Nur weil ich neben dem Sport auch noch Promotion für Fire gemacht habe? Wissen Sie, ich achte nur bis zu einem gewissen Grad darauf, was die Medien so schreiben. Tatsache ist, daß ich auch in der letzten Saison ein vollwertiges Mitglied von Rhein Fire war.

Sie spielen nicht nur deswegen eine zweite Saison, um alle Kritiker ins Leere laufen zu lassen?

Das ist doch Quatsch! Ich kicke, weil es mir Spaß macht, aber doch nicht, um irgendwelchen Leuten etwas zu beweisen. Das habe ich in meinem Alter nicht mehr nötig. Wichtig ist mir nur mein persönliches Ziel: Ich will besser abschneiden als in meiner ersten Saison als Footballprofi.

Und, treffen Sie besser?

Das ist doch ganz normal. Im letzten Jahr wurde ich ins kalte Wasser geworfen. American Football war für mich doch nicht mehr als ein böhmisches Dorf. Jetzt habe ich mehr Einblick, kenne die Regeln. Ist doch logisch, daß meine Leistung automatisch besser wird.

Ist Regelkenntnis überhaupt nötig für Ihren Job? Als Kicker sind Sie von drei Spielstunden zwei Minuten auf dem Feld.

Und entscheide trotzdem Spiele. Wenn wir kurz vor Schluß 20:21 zurückliegen, ist mein Kick der Knackpunkt der Begegnung.

Sind Sie so etwas wie ein Fußballer, der nur zu Elfmetern eingewechselt würde?

Das läßt sich überhaupt nicht vergleichen. Beim Fußball-Elfmeter kann ich mir den Ball selbst hinlegen und dann in Ruhe anlaufen. Ein Kick dagegen verlangt absolutes Teamwork: Der Snap, also das Werfen des Balls nach hinten, muß punktgenau ankommen. Mein Holder muß mir die Pille richtig hinstellen, und die schweren Jungs von der Offensive Line müssen mich vor den anstürmenden Gegnern beschützen. Nur wenn alles stimmt, kann ich den Ball durch die Stangen treten.

Und trotzdem wird es immer heißen: Der Burgsmüller hat verschossen. Wie beim Elfmeter.

Klar, daß ich für jeden Fehlschuß die Rübe hinhalten muß. Der Fan im Stadion bekommt ja meistens gar nicht mit, was schiefgegangen ist. Damit habe ich aber keine Probleme. Ich richte mich nur nach der Kritik der Trainer. Im täglichen Training analysieren wir jeden Schuß intensiv per Video.

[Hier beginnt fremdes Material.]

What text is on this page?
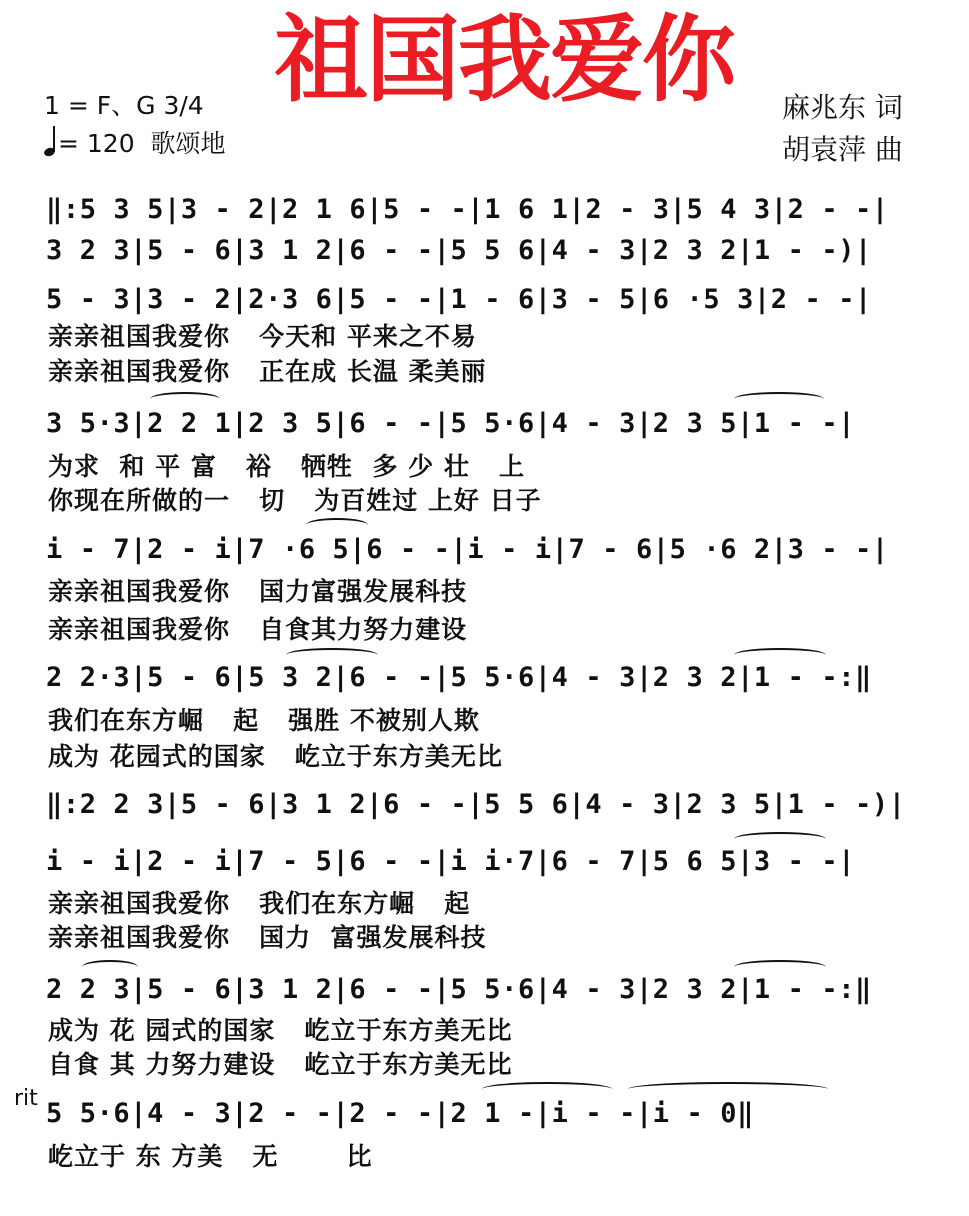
祖国我爱你
1 = F、G 3/4
= 120 歌颂地
麻兆东 词
胡袁萍 曲
‖:5 3 5|3 - 2|2 1 6|5 - -|1 6 1|2 - 3|5 4 3|2 - -|
3 2 3|5 - 6|3 1 2|6 - -|5 5 6|4 - 3|2 3 2|1 - -)|
5 - 3|3 - 2|2·3 6|5 - -|1 - 6|3 - 5|6 ·5 3|2 - -|
亲亲祖国我爱你   今天和 平来之不易
亲亲祖国我爱你   正在成 长温 柔美丽
3 5·3|2 2 1|2 3 5|6 - -|5 5·6|4 - 3|2 3 5|1 - -|
为求  和 平 富   裕   牺牲  多 少 壮   上
你现在所做的一   切   为百姓过 上好 日子
i - 7|2 - i|7 ·6 5|6 - -|i - i|7 - 6|5 ·6 2|3 - -|
亲亲祖国我爱你   国力富强发展科技
亲亲祖国我爱你   自食其力努力建设
2 2·3|5 - 6|5 3 2|6 - -|5 5·6|4 - 3|2 3 2|1 - -:‖
我们在东方崛   起   强胜 不被别人欺
成为 花园式的国家   屹立于东方美无比
‖:2 2 3|5 - 6|3 1 2|6 - -|5 5 6|4 - 3|2 3 5|1 - -)|
i - i|2 - i|7 - 5|6 - -|i i·7|6 - 7|5 6 5|3 - -|
亲亲祖国我爱你   我们在东方崛   起
亲亲祖国我爱你   国力  富强发展科技
2 2 3|5 - 6|3 1 2|6 - -|5 5·6|4 - 3|2 3 2|1 - -:‖
成为 花 园式的国家   屹立于东方美无比
自食 其 力努力建设   屹立于东方美无比
rit 5 5·6|4 - 3|2 - -|2 - -|2 1 -|i - -|i - 0‖
屹立于 东 方美   无       比
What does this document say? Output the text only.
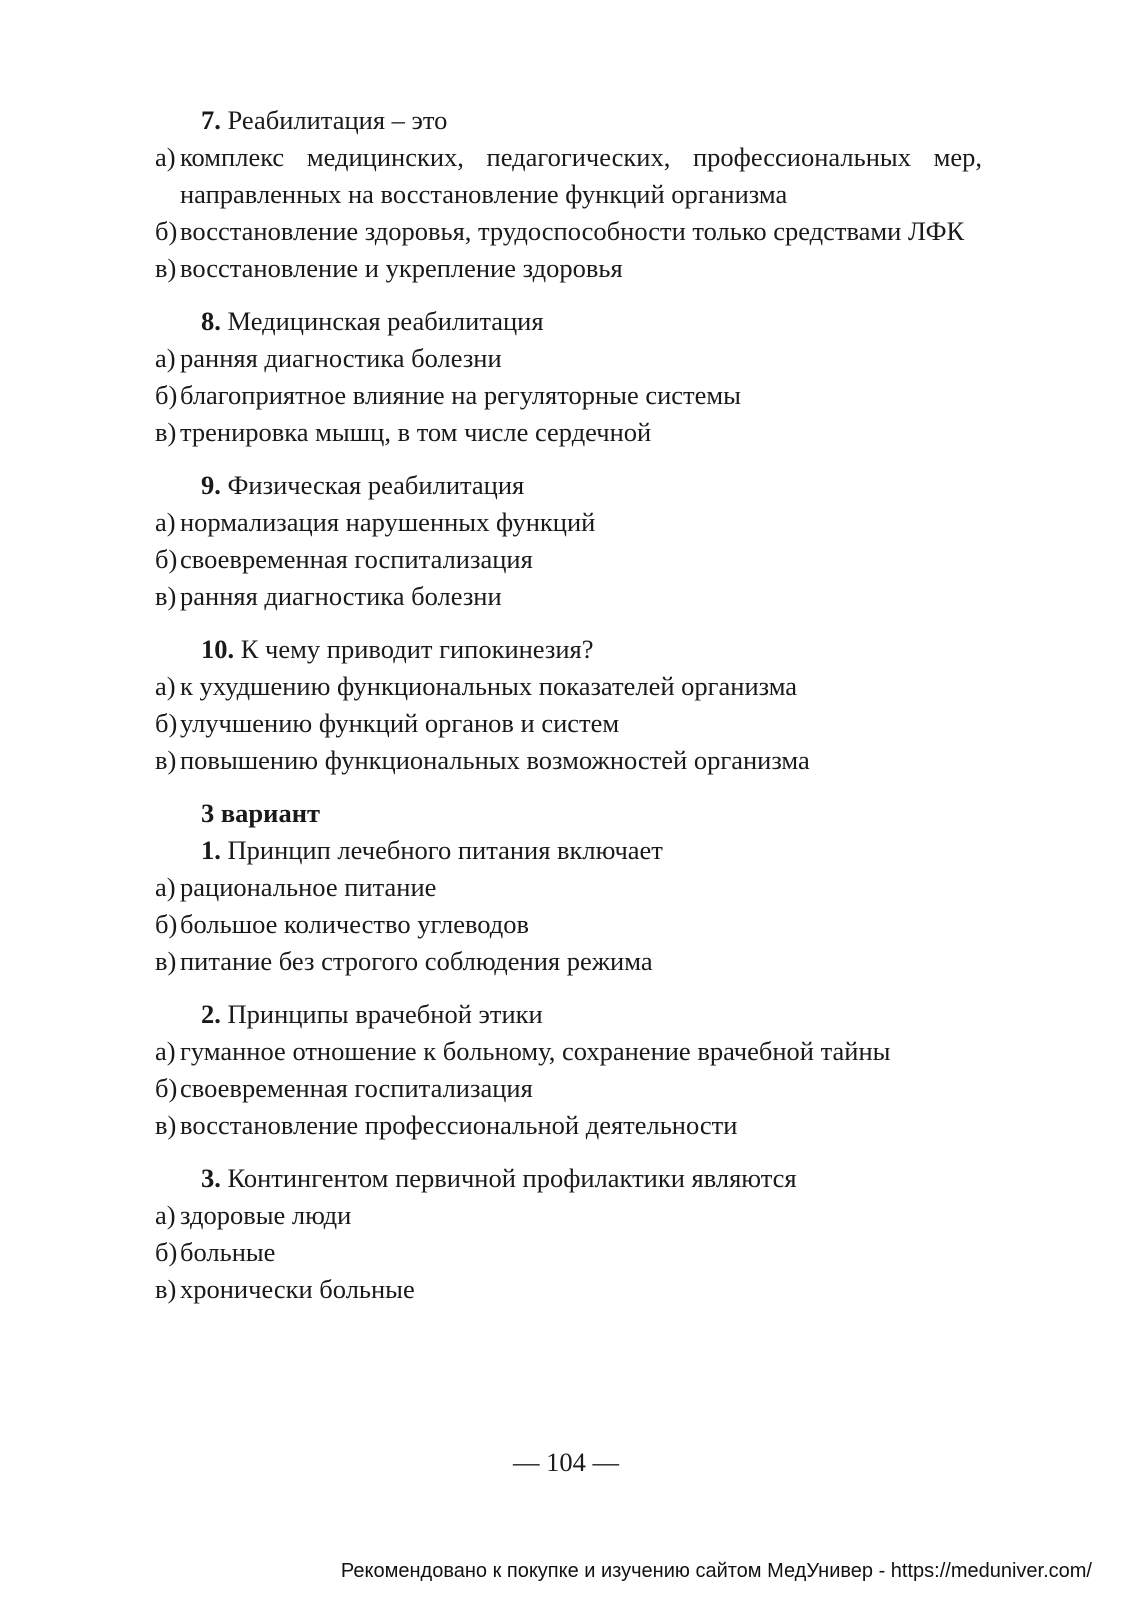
7. Реабилитация – это
а) комплекс медицинских, педагогических, профессиональных мер, направленных на восстановление функций организма
б) восстановление здоровья, трудоспособности только средствами ЛФК
в) восстановление и укрепление здоровья
8. Медицинская реабилитация
а) ранняя диагностика болезни
б) благоприятное влияние на регуляторные системы
в) тренировка мышц, в том числе сердечной
9. Физическая реабилитация
а) нормализация нарушенных функций
б) своевременная госпитализация
в) ранняя диагностика болезни
10. К чему приводит гипокинезия?
а) к ухудшению функциональных показателей организма
б) улучшению функций органов и систем
в) повышению функциональных возможностей организма
3 вариант
1. Принцип лечебного питания включает
а) рациональное питание
б) большое количество углеводов
в) питание без строгого соблюдения режима
2. Принципы врачебной этики
а) гуманное отношение к больному, сохранение врачебной тайны
б) своевременная госпитализация
в) восстановление профессиональной деятельности
3. Контингентом первичной профилактики являются
а) здоровые люди
б) больные
в) хронически больные
— 104 —
Рекомендовано к покупке и изучению сайтом МедУнивер - https://meduniver.com/
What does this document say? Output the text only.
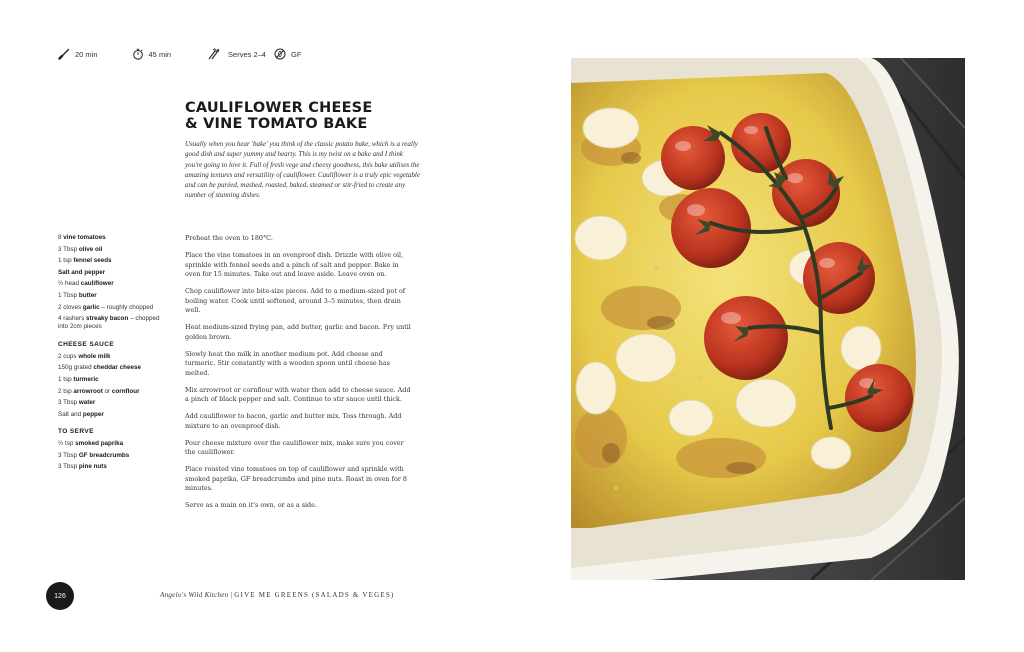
20 min	45 min	Serves 2–4	GF
CAULIFLOWER CHEESE
& VINE TOMATO BAKE

Usually when you hear 'bake' you think of the classic potato bake, which is a really good dish and super yummy and hearty. This is my twist on a bake and I think you're going to love it. Full of fresh vege and cheesy goodness, this bake utilises the amazing textures and versatility of cauliflower. Cauliflower is a truly epic vegetable and can be puréed, mashed, roasted, baked, steamed or stir-fried to create any number of stunning dishes.

8 vine tomatoes
3 Tbsp olive oil
1 tsp fennel seeds
Salt and pepper
½ head cauliflower
1 Tbsp butter
2 cloves garlic – roughly chopped
4 rashers streaky bacon – chopped into 2cm pieces
CHEESE SAUCE
2 cups whole milk
150g grated cheddar cheese
1 tsp turmeric
2 tsp arrowroot or cornflour
3 Tbsp water
Salt and pepper
TO SERVE
½ tsp smoked paprika
3 Tbsp GF breadcrumbs
3 Tbsp pine nuts

Preheat the oven to 180°C.

Place the vine tomatoes in an ovenproof dish. Drizzle with olive oil, sprinkle with fennel seeds and a pinch of salt and pepper. Bake in oven for 15 minutes. Take out and leave aside. Leave oven on.

Chop cauliflower into bite-size pieces. Add to a medium-sized pot of boiling water. Cook until softened, around 3–5 minutes, then drain well.

Heat medium-sized frying pan, add butter, garlic and bacon. Fry until golden brown.

Slowly heat the milk in another medium pot. Add cheese and turmeric. Stir constantly with a wooden spoon until cheese has melted.

Mix arrowroot or cornflour with water then add to cheese sauce. Add a pinch of black pepper and salt. Continue to stir sauce until thick.

Add cauliflower to bacon, garlic and butter mix. Toss through. Add mixture to an ovenproof dish.

Pour cheese mixture over the cauliflower mix, make sure you cover the cauliflower.

Place roasted vine tomatoes on top of cauliflower and sprinkle with smoked paprika, GF breadcrumbs and pine nuts. Roast in oven for 8 minutes.

Serve as a main on it's own, or as a side.

126	Angelo's Wild Kitchen | GIVE ME GREENS (SALADS & VEGES)
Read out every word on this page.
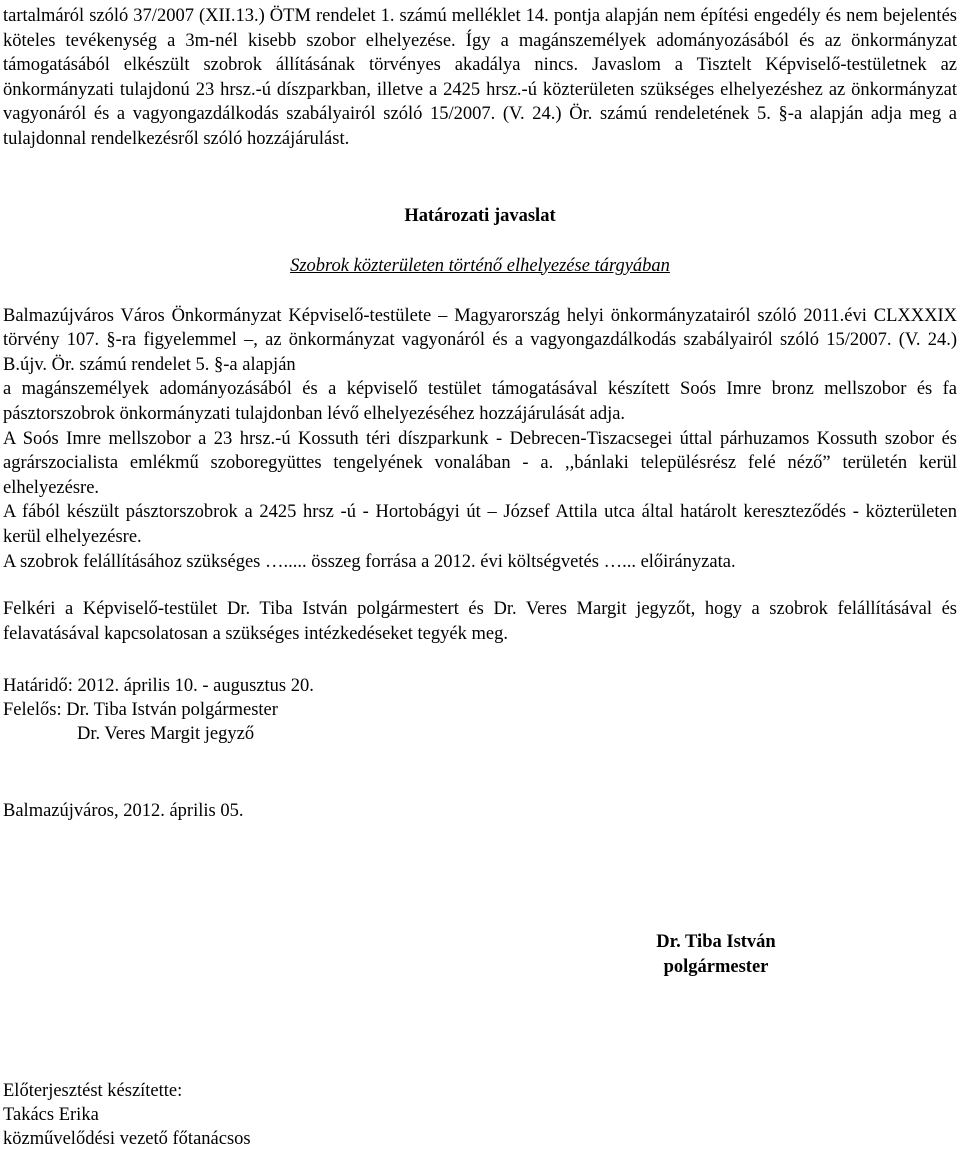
tartalmáról szóló 37/2007 (XII.13.) ÖTM rendelet 1. számú melléklet 14. pontja alapján nem építési engedély és nem bejelentés köteles tevékenység a 3m-nél kisebb szobor elhelyezése. Így a magánszemélyek adományozásából és az önkormányzat támogatásából elkészült szobrok állításának törvényes akadálya nincs. Javaslom a Tisztelt Képviselő-testületnek az önkormányzati tulajdonú 23 hrsz.-ú díszparkban, illetve a 2425 hrsz.-ú közterületen szükséges elhelyezéshez az önkormányzat vagyonáról és a vagyongazdálkodás szabályairól szóló 15/2007. (V. 24.) Ör. számú rendeletének 5. §-a alapján adja meg a tulajdonnal rendelkezésről szóló hozzájárulást.

Határozati javaslat

Szobrok közterületen történő elhelyezése tárgyában

Balmazújváros Város Önkormányzat Képviselő-testülete – Magyarország helyi önkormányzatairól szóló 2011.évi CLXXXIX törvény 107. §-ra figyelemmel –, az önkormányzat vagyonáról és a vagyongazdálkodás szabályairól szóló 15/2007. (V. 24.) B.újv. Ör. számú rendelet 5. §-a alapján

a magánszemélyek adományozásából és a képviselő testület támogatásával készített Soós Imre bronz mellszobor és fa pásztorszobrok önkormányzati tulajdonban lévő elhelyezéséhez hozzájárulását adja.

A Soós Imre mellszobor a 23 hrsz.-ú Kossuth téri díszparkunk - Debrecen-Tiszacsegei úttal párhuzamos Kossuth szobor és agrárszocialista emlékmű szoboregyüttes tengelyének vonalában - a. ,,bánlaki településrész felé néző” területén kerül elhelyezésre.

A fából készült pásztorszobrok a 2425 hrsz -ú - Hortobágyi út – József Attila utca által határolt kereszteződés - közterületen kerül elhelyezésre.

A szobrok felállításához szükséges …..... összeg forrása a 2012. évi költségvetés …... előirányzata.

Felkéri a Képviselő-testület Dr. Tiba István polgármestert és Dr. Veres Margit jegyzőt, hogy a szobrok felállításával és felavatásával kapcsolatosan a szükséges intézkedéseket tegyék meg.

Határidő: 2012. április 10. - augusztus 20.

Felelős: Dr. Tiba István polgármester

Dr. Veres Margit jegyző

Balmazújváros, 2012. április 05.

Dr. Tiba István
polgármester
Előterjesztést készítette:
Takács Erika
közművelődési vezető főtanácsos
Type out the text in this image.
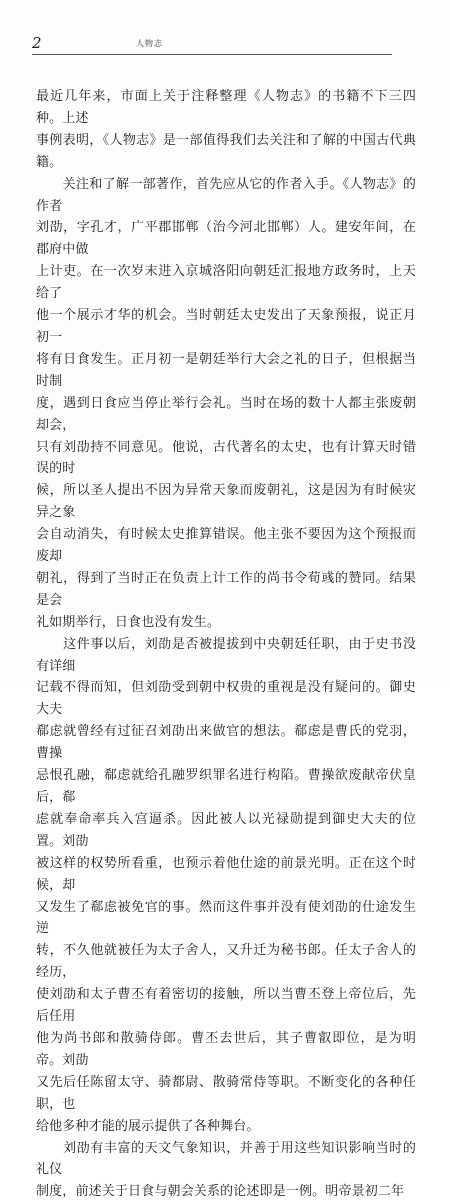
2	人物志

最近几年来，市面上关于注释整理《人物志》的书籍不下三四种。上述
事例表明，《人物志》是一部值得我们去关注和了解的中国古代典籍。

　　关注和了解一部著作，首先应从它的作者入手。《人物志》的作者
刘劭，字孔才，广平郡邯郸（治今河北邯郸）人。建安年间，在郡府中做
上计吏。在一次岁末进入京城洛阳向朝廷汇报地方政务时，上天给了
他一个展示才华的机会。当时朝廷太史发出了天象预报，说正月初一
将有日食发生。正月初一是朝廷举行大会之礼的日子，但根据当时制
度，遇到日食应当停止举行会礼。当时在场的数十人都主张废朝却会，
只有刘劭持不同意见。他说，古代著名的太史，也有计算天时错误的时
候，所以圣人提出不因为异常天象而废朝礼，这是因为有时候灾异之象
会自动消失，有时候太史推算错误。他主张不要因为这个预报而废却
朝礼，得到了当时正在负责上计工作的尚书令荀彧的赞同。结果是会
礼如期举行，日食也没有发生。

　　这件事以后，刘劭是否被提拔到中央朝廷任职，由于史书没有详细
记载不得而知，但刘劭受到朝中权贵的重视是没有疑问的。御史大夫
郗虑就曾经有过征召刘劭出来做官的想法。郗虑是曹氏的党羽，曹操
忌恨孔融，郗虑就给孔融罗织罪名进行构陷。曹操欲废献帝伏皇后，郗
虑就奉命率兵入宫逼杀。因此被人以光禄勋提到御史大夫的位置。刘劭
被这样的权势所看重，也预示着他仕途的前景光明。正在这个时候，却
又发生了郗虑被免官的事。然而这件事并没有使刘劭的仕途发生逆
转，不久他就被任为太子舍人，又升迁为秘书郎。任太子舍人的经历，
使刘劭和太子曹丕有着密切的接触，所以当曹丕登上帝位后，先后任用
他为尚书郎和散骑侍郎。曹丕去世后，其子曹叡即位，是为明帝。刘劭
又先后任陈留太守、骑都尉、散骑常侍等职。不断变化的各种任职，也
给他多种才能的展示提供了各种舞台。

　　刘劭有丰富的天文气象知识，并善于用这些知识影响当时的礼仪
制度，前述关于日食与朝会关系的论述即是一例。明帝景初二年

Wie kommen Sie im Training klar? Ihre Kollegen sind vorwiegend US-amerikanische Twens.

Die Integration ist schwierig, was aber weniger an meinem Alter oder meiner Nationalität liegt. Als Kicker trainiert man mehr oder weniger isoliert vom Rest der Mannschaft. Während Offense oder Defense ihre Spielzüge durchgehen, üben wir abseits des Geschehens unsere Kicks.

Hört sich ziemlich stupide an.

Ist es auch. Man muß halt selber den Ehrgeiz entwickeln, sich ständig zu verbessern, ansonsten würde es wirklich sehr langweilig.

Mit der Mannschaft haben Sie wenig bis gar nichts zu tun?

Das stimmt so auch nicht. Nach dem regulären Training zum Beispiel mache ich bei allen Laufübungen mit. Meistens zusammen mit den Quarterbacks.

Wie halten Sie mit?

Sagen wir mal so: Manchmal denke ich, einige der Boys sollten verschämt den Kopf in den Sand stecken, wenn ich als alter Mann noch locker an ihnen vorbeijogge!

Mit dem Niveau scheint es ja dann nicht allzuweit her zu sein...

Moment, die Spieler, mit denen ich laufe, sind teilweise 140 Kilogramm schwer. Dafür bewegen sie sich noch ganz gut.

Besser als im letzten Jahr, wie die Ligazentrale behauptet?

Auf jeden Fall. Die Spieler sind viel frischer, viel agiler geworden. In der letzten Saison kam mir alles viel zu träge vor, jeder Spielzug ging irgendwie langsamer vonstatten. Jetzt haben wir über 100 Spieler aus der National Football League (NFL) in der Liga. Der Unterschied ist spürbar. Leider nicht nur bei uns, sondern auch bei den anderen fünf Teams.

Wer kommt ins Finale, die World Bowl?

Ich glaube, Rhein Fire hat gute Chancen. Unser erstes Spiel gegen die Barcelona Dragons ist vorentscheidend. Nicht nur sportlich, sondern auch, was das Publikumsinteresse angeht.

Sie sind hauptberuflich Repräsentant von Reebok Deutschland. Reebok ist gerade als Hauptsponsor der World League ausgestiegen. Sauer auf Ihre eigene Firma?

Warum? Mit der Kooperation zwischen der World League und der Firma Reebok hatte Reebok Deutschland nichts zu tun. 1992 wollte Reebok in die NFL einsteigen und mußte im Paket auch drei Jahre lang Trikotsponsor der World League sein. Diese drei Jahre, 1992, 1995 und 1996, sind abgelaufen.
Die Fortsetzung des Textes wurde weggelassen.